2.3.Lebendigkeit erleben und leben


Ein Markenzeichen der AHFGrundschule soll ein fröhliches, offenes Miteinander sein. Damit es ein wirkliches Miteinander geben kann, müssen Menschen auf eine vertrauensvolle, zuverlässige und verbindliche Weise zueinander in Beziehung treten. Begegnungen solcher Art, brauchen unseren besonderen Schutz und verbindliche Regel. Die Bibel kennt viele Beispiele, in denen menschliches Miteinander geordnet wird. Es gibt z.B. Ordnungen für den Gottesdienst4, die Familie5 oder die Ehe6. Gottes Ordnungen sind nicht einfach um ihrer selbst Willen da, sondern zum Besten des Menschen. Wo Unordnung ist, entsteht Unfrieden; gutes Miteinander kann nicht stattfinden. Deshalb schrieb Paulus, dass Gott nicht ein Gott der Unordnung sei, sondern des Friedens7.

Die zwischenmenschlichen Ordnungen in den angesprochenen Bereichen der Bibel sind immer strukturiert aufgebaut. Es gibt in jeder Beziehung eine erkennbare Unter- und Überordnung. Erkennbare und gelebte Autoritätsstrukturen und Hierarchien sind Grundbausteine einer funktionierenden Ordnung. Weil dies biblisch so klar erkennbar ist, wollen wir unseren Umgang miteinander daran ausrichten. Autoritätsstrukturen sind nach unserem Verständnis nicht falsch oder schlimm, sie helfen uns und geben unserer menschlichen Gemeinschaft Sicherheit.


Es gehört zum Grundvertrauen des Glaubens, dass Gott seine Macht nie missbraucht. Beim Menschen kann es vorkommen. Neben aller guten erzieherischen Führung gab es das immer wieder, und es wird nie ganz zu vermeiden sein. Doch Gleichmacherei zwischen Erwachsenen und Kindern, so dass die einen nicht mehr zu sagen haben als die anderen, raubt beiden ihren Rückhalt. Menschen, Eltern, Pädagogen und Kinder brauchen die Sicherheit ihrer sozialen Position. Ein Kind kann nur dann unbesorgt spielen, wenn es keine Verantwortung tragen und nicht führen muss. Eltern und Pädagogen können nur dann gut erziehen und lehren, wenn sie führen dürfen und sollen.

Als haltgebende Grundlage dafür benötigen wir Vertrauen.
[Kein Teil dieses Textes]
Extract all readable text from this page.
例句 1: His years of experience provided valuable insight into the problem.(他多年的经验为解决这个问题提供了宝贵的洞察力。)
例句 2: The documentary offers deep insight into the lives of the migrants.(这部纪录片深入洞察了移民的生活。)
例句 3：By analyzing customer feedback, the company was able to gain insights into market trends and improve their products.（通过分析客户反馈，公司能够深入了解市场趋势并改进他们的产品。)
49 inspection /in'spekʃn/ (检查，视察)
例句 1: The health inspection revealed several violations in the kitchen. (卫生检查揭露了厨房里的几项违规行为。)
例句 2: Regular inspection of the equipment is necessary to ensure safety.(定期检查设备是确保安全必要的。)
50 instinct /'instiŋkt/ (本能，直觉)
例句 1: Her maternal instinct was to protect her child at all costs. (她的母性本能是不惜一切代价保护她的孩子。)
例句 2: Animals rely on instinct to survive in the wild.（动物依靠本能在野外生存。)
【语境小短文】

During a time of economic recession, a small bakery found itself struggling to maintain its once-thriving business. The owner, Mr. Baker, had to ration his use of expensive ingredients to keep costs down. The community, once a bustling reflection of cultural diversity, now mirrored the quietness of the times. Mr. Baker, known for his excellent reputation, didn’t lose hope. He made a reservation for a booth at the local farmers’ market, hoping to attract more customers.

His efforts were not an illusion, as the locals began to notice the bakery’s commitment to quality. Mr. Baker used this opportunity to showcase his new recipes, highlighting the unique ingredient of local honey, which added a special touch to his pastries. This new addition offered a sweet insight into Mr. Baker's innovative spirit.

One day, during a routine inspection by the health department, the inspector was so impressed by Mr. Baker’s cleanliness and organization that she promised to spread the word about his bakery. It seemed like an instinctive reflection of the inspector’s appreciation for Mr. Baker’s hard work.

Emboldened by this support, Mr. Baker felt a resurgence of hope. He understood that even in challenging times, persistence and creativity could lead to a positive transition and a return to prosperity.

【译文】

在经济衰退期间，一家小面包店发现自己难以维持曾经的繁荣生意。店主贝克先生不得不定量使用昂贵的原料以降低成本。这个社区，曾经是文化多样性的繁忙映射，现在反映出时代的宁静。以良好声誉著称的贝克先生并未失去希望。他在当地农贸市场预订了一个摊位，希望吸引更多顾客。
Die Erwachsenen zu Gott und den staatlichen Instanzen, die Kinder zu ihren Eltern und Lehrern, die Eltern zu den Lehrerinnen ihrer Kinder. Vertrauen zwischen Menschen auf einer familiären, freundschaftlichen oder kollegialen Ebene kann sich so „vertikal“ im Fundament des Lebens verankern, menschlich in der Beziehung unreifer Menschen zu reifen und göttlich in der Beziehung aller Menschen zu Jesus Christus.
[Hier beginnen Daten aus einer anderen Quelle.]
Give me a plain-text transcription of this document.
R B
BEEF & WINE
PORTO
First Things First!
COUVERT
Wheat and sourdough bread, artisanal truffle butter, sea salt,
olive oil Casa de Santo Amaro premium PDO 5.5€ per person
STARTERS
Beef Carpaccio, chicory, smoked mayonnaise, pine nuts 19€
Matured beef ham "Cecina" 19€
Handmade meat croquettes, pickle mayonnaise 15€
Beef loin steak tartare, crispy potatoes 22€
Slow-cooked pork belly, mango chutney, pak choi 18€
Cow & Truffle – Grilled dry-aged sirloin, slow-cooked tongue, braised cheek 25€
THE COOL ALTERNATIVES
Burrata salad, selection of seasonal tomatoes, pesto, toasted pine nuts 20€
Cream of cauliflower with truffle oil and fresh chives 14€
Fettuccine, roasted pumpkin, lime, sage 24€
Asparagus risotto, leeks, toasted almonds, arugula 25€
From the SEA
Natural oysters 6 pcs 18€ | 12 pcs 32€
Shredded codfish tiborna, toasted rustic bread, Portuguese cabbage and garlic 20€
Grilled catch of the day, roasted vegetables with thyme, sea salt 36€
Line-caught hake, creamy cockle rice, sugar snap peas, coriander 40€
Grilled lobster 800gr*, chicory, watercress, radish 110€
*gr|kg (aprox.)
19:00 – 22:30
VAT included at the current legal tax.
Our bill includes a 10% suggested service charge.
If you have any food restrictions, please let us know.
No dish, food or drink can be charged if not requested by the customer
  • Zum Schulz unser offen und fröhlichen Gemeinschaft achten wir auf einen höflichen und in jeder Art zuvorkommenden Umgang miteinander. Wir erwarten, dass Schüler sich untereinander, andere Eltern und Pädagogen freundlich und zugewandt grüßen. Die Eltern sollen andererseits selbst mit gutem Beispiel vorangehen und einander freundlich begegnen.

  • Zu einem lebendigen Alltag gehört eine gestaltete Ausgewogenheit. Der Wechsel zwischen Konzentrations- und Entspannungsphasen kommt in adäquater Weise zum tragen. Die Unterrichtsphasen und ausreichend Pausenzeiten wechseln sich ab. Die große Pausen sind immer auch Hofpausen und verschaffen den Kindern Freiraum und Bewegung.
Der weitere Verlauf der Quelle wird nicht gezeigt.